Criança de oito anos não vai regressar ao Luxemburgo. Fica com a mãe em Barcelos. O Tribunal da Relação de Guimarães rejeitou um pedido nesse sentido do Ministério Público, em representação do Estado Português, peticionando a realização das diligências tidas por adequadas, de forma a decidir-se sobre o regresso da criança ao Luxemburgo, nos termos da Convenção de Haia sobre os Aspetos Civis do Rapto Internacional de Crianças e de um Regulamento da União Europeia.
O pedido apresentado funda-se, essencialmente, no facto de o menor ter sido, em 2020, ilicitamente deslocado para Portugal pela mãe, que, unilateralmente e sem o acordo do pai, decidiu fixar residência ao menor em Portugal.

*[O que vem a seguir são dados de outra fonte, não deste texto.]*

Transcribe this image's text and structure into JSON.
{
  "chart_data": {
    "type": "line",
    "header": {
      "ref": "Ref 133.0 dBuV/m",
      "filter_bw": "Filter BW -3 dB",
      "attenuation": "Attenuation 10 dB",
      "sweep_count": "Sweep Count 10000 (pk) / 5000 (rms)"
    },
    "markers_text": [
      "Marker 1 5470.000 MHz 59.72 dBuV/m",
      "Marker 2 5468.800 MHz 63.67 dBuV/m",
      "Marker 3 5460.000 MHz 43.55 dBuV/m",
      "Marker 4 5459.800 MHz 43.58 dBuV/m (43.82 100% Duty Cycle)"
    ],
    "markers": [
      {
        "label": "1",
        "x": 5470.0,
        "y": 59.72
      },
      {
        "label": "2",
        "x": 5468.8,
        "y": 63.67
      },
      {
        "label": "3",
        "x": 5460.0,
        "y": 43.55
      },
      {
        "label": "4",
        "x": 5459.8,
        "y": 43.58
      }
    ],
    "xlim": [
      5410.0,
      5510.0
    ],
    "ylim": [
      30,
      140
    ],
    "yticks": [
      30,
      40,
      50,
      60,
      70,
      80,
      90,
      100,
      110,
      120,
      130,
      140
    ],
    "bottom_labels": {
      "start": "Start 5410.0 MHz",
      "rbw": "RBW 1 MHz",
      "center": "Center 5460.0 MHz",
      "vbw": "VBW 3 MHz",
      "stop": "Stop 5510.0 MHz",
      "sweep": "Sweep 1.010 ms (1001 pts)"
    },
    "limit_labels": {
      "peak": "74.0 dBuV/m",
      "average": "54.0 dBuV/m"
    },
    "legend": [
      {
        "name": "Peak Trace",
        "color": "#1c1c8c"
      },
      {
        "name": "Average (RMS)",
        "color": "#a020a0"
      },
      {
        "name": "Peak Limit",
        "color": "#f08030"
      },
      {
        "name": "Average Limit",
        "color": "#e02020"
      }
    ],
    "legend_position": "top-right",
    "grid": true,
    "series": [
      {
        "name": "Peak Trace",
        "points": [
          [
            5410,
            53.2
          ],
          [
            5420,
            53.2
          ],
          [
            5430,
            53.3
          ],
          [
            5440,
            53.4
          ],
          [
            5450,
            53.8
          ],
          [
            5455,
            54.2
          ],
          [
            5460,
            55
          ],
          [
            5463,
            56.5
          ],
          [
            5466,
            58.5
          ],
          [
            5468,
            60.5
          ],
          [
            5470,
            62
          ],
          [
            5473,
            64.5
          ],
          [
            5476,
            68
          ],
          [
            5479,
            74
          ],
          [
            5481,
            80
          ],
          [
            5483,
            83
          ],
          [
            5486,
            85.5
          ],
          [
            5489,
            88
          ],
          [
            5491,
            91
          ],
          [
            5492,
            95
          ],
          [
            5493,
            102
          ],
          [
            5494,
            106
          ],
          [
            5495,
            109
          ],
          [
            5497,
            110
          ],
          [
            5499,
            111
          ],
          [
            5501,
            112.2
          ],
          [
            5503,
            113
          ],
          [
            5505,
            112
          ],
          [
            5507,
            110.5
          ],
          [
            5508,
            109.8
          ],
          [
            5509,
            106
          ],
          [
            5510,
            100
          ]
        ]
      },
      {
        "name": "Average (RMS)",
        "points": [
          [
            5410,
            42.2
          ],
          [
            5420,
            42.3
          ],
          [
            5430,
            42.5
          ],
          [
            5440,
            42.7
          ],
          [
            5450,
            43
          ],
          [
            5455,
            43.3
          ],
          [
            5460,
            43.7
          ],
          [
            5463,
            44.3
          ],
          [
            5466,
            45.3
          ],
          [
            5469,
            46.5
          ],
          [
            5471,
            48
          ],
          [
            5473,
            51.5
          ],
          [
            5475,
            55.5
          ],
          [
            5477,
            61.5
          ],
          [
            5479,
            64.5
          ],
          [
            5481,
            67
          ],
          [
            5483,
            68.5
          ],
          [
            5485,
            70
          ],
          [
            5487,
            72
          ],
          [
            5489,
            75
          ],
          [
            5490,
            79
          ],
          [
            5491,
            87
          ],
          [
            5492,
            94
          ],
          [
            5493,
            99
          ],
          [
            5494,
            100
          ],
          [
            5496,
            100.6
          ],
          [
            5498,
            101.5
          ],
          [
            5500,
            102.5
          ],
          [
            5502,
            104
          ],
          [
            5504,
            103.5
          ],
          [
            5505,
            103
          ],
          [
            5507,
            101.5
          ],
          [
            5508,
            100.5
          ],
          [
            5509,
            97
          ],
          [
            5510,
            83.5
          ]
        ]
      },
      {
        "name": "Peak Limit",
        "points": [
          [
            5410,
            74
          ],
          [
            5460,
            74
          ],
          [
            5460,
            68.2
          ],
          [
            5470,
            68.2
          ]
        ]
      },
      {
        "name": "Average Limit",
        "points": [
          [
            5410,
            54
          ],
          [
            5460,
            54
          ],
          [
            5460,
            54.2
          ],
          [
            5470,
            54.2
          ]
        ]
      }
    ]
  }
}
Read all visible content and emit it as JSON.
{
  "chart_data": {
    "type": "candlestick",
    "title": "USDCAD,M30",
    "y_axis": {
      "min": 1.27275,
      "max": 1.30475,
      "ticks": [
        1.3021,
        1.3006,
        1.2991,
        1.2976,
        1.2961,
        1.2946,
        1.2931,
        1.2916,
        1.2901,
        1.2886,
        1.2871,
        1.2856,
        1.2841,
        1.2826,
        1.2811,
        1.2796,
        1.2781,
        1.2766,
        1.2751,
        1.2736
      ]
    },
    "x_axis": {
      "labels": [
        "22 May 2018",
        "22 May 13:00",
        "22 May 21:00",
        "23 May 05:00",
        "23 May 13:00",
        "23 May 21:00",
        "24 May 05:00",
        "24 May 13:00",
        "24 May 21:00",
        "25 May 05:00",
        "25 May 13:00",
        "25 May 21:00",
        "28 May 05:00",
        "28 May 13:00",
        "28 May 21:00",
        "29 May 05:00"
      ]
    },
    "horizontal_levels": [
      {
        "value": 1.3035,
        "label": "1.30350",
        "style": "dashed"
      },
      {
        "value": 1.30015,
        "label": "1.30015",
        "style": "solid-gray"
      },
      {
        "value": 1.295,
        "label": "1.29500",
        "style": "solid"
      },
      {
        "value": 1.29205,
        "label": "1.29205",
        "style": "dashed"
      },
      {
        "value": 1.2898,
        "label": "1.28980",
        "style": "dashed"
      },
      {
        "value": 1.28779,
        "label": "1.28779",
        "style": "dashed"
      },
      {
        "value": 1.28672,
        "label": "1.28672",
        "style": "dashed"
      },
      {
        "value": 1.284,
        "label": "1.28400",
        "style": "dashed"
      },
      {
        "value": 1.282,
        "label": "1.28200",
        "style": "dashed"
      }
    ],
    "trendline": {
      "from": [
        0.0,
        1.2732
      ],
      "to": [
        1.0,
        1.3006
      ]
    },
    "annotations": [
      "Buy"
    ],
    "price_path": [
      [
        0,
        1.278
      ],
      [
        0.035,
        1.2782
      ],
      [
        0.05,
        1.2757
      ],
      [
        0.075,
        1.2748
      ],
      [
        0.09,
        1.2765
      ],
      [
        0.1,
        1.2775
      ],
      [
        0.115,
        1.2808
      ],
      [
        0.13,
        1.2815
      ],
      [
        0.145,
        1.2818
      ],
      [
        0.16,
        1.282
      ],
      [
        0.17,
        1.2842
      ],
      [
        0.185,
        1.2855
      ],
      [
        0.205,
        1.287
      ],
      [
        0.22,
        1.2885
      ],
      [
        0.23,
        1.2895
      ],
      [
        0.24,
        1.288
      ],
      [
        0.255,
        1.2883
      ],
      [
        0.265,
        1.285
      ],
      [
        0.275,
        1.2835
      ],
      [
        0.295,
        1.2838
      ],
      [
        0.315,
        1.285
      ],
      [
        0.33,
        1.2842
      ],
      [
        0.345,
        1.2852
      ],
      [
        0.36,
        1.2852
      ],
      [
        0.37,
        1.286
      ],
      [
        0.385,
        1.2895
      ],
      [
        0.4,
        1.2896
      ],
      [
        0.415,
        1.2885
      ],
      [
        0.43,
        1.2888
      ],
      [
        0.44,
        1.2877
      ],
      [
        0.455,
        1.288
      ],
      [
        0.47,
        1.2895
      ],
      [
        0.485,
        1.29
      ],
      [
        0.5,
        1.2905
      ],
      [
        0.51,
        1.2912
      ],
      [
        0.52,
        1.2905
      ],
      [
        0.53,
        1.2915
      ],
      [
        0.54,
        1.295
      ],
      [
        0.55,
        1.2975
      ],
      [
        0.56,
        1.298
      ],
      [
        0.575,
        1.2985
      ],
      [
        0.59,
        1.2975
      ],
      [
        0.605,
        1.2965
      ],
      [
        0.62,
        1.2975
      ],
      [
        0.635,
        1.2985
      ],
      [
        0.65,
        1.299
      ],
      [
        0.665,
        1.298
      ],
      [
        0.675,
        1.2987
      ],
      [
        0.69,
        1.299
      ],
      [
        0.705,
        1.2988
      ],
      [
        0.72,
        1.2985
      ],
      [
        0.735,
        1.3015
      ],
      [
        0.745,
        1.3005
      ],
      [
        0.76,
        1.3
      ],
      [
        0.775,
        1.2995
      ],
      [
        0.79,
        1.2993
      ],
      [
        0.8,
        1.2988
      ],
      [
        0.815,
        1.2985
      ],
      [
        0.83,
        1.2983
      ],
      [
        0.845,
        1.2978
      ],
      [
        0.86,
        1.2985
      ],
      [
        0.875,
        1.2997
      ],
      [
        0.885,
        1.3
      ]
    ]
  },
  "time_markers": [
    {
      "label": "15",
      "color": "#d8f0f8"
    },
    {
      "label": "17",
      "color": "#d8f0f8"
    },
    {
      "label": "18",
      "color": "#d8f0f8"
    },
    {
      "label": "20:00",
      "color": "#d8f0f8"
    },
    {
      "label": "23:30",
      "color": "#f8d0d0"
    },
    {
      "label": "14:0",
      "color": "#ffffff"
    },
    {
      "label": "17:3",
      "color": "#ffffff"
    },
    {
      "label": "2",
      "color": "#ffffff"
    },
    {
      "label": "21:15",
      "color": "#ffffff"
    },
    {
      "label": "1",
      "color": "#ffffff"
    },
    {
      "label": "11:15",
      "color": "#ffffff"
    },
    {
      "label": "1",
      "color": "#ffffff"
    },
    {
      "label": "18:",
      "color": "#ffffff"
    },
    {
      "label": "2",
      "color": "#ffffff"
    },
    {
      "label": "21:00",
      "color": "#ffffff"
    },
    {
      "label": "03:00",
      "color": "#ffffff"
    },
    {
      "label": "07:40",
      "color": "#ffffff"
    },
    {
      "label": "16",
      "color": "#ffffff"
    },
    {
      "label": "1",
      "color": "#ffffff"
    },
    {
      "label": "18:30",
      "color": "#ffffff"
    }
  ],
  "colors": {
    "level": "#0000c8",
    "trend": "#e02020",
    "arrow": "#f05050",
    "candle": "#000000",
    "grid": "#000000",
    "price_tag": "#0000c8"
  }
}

A DGRSP, na qualidade de autoridade central portuguesa para efeitos da Convenção de Haia e do Regulamento Bruxelas II Bis, tentou, sem sucesso, o regresso voluntário do menor ao Luxemburgo, invocando a mãe episódios de violência doméstica perpetrados pelo pai da criança.
Como não foi possível alcançar-se uma solução consensual sobre o regresso do menor, pedido pelo Tribunal do Luxemburgo, o Tribunal de Família e Menores de Barcelos recusou o regresso do rapaz.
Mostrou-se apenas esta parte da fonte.